Layer Normalisation: In deep learning, normalization is like adjusting the volume levels of different instruments in a band so that one doesn't drown out the others. It helps everything work together more smoothly. Layer Normalization technique adjusts the volume of each instrument (feature) for each song individually, making sure that, within each song, no instrument is too loud or too soft compared to the others.
The above components are connected using residual connections, this helps in training deeper models.
Residual connections: They are an essential component in deep learning architectures. They allow the output of one layer to bypass one or more intermediate layers and be added directly to the output of later layers.
The encoder takes the input sequence and processes it through all its layers, producing a continuous representation that captures the context of each word in the sequence with respect to all other words.
2. Decoder:
The decoder also consists of a stack of identical layers (the same number as in the encoder), and each layer has three main components:
- Multi-Head Self-Attention Mechanism: Similar to the one in the encoder, but operates on the outputs of the previous layer of the decoder. This allows the model to focus on different parts of the input sequence as needed.
- Multi-Head Cross-Attention Mechanism: This attends to the encoder's output, allowing the decoder to consider the entire input sequence when generating each word in the output sequence.

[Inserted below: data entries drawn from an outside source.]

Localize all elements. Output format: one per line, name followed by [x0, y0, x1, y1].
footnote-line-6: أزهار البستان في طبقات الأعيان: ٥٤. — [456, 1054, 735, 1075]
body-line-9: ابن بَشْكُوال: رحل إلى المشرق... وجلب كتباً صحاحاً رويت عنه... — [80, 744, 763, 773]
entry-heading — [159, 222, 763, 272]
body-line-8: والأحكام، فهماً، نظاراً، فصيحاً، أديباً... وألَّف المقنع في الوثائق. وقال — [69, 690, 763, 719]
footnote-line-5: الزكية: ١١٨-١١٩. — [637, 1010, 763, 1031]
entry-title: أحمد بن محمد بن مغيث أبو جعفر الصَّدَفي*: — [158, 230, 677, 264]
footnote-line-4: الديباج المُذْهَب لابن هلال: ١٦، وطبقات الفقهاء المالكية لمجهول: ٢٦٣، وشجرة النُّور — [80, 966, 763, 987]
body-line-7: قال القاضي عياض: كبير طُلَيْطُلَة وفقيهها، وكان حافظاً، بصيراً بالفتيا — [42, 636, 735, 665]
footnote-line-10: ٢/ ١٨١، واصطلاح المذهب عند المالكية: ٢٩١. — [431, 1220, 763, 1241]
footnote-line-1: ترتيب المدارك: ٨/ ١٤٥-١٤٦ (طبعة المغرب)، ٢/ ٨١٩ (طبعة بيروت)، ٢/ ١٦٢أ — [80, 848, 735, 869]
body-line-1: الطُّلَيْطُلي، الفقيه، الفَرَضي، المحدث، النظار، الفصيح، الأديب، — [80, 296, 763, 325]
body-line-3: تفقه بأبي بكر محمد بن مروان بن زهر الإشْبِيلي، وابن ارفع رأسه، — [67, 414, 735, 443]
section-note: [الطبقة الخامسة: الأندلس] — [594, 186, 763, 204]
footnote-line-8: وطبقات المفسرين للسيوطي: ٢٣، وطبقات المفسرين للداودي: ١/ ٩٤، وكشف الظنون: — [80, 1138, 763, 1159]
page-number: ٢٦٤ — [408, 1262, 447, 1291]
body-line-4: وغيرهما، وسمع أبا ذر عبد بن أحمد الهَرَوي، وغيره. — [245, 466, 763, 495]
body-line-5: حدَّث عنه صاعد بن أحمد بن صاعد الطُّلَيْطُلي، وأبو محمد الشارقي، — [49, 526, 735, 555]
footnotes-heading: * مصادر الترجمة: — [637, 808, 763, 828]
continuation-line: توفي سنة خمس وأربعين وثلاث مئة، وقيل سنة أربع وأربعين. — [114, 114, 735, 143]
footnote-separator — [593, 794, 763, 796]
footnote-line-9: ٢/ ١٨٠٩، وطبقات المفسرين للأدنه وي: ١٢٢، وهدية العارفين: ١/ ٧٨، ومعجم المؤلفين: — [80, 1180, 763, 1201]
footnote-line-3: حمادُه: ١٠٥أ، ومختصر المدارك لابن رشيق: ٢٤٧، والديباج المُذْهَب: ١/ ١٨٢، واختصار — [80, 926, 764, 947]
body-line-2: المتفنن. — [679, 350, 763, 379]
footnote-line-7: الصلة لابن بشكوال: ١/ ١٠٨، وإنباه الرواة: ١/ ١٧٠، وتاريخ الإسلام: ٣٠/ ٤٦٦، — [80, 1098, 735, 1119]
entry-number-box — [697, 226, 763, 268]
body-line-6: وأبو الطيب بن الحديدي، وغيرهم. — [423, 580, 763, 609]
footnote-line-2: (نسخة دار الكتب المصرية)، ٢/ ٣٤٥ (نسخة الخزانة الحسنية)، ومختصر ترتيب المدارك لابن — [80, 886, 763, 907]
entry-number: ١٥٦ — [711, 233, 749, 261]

- Feed-Forward Neural Network: Like in the encoder, the output of the attention mechanisms passes through a feed-forward neural network followed by layer normalization.
Again, residual connections are used for ease of training.
The decoder's aim is to generate the output sequence, one symbol (e.g., word or character) at a time, using the continuous representations provided by the encoder and its own previous outputs.
- Self-Attention:
Self-attention in Large Language Models (LLMs) like Transformers is a mechanism that helps the model pay attention to different parts of a sentence to better understand it. It looks at all the words in the sentence at the same time and figures out how much attention each word should pay to the other words to make sense of the whole sentence.
In simple terms, it's like the model giving a "score" to the relationships between words, so it knows which words are most relevant to each other. This helps the model understand the meaning of the sentence better and captures the relationships between words, even if they are far apart in the sentence.
This is the only operation in the whole architecture that propagates information between vectors. Every other operation in the transformer is applied to each vector in the input sequence without interactions between vectors.
- Positional Encoding
In models like the Transformer that rely solely on attention mechanisms and do not use recurrent layers, they do not inherently capture the order of the sequence, positional encoding is necessary to give the model information about the positions of the tokens in the sequence.
“I am groot” and “groot I am” will return the same results. Thus we need to create a representation of the position to the word and add it to the token embedding.
The encoding must have the same dimensionality as the embeddings so that the model can process both the content and position information together. The algorithm to calculate the encoding in the original transformer paper makes it possible to be applied to sequences of different sizes ensuring that it’s flexible to different tasks and inputs. Since the model now has both positional encoding and input encoding, it is capable of much more nuanced understanding and generation of data.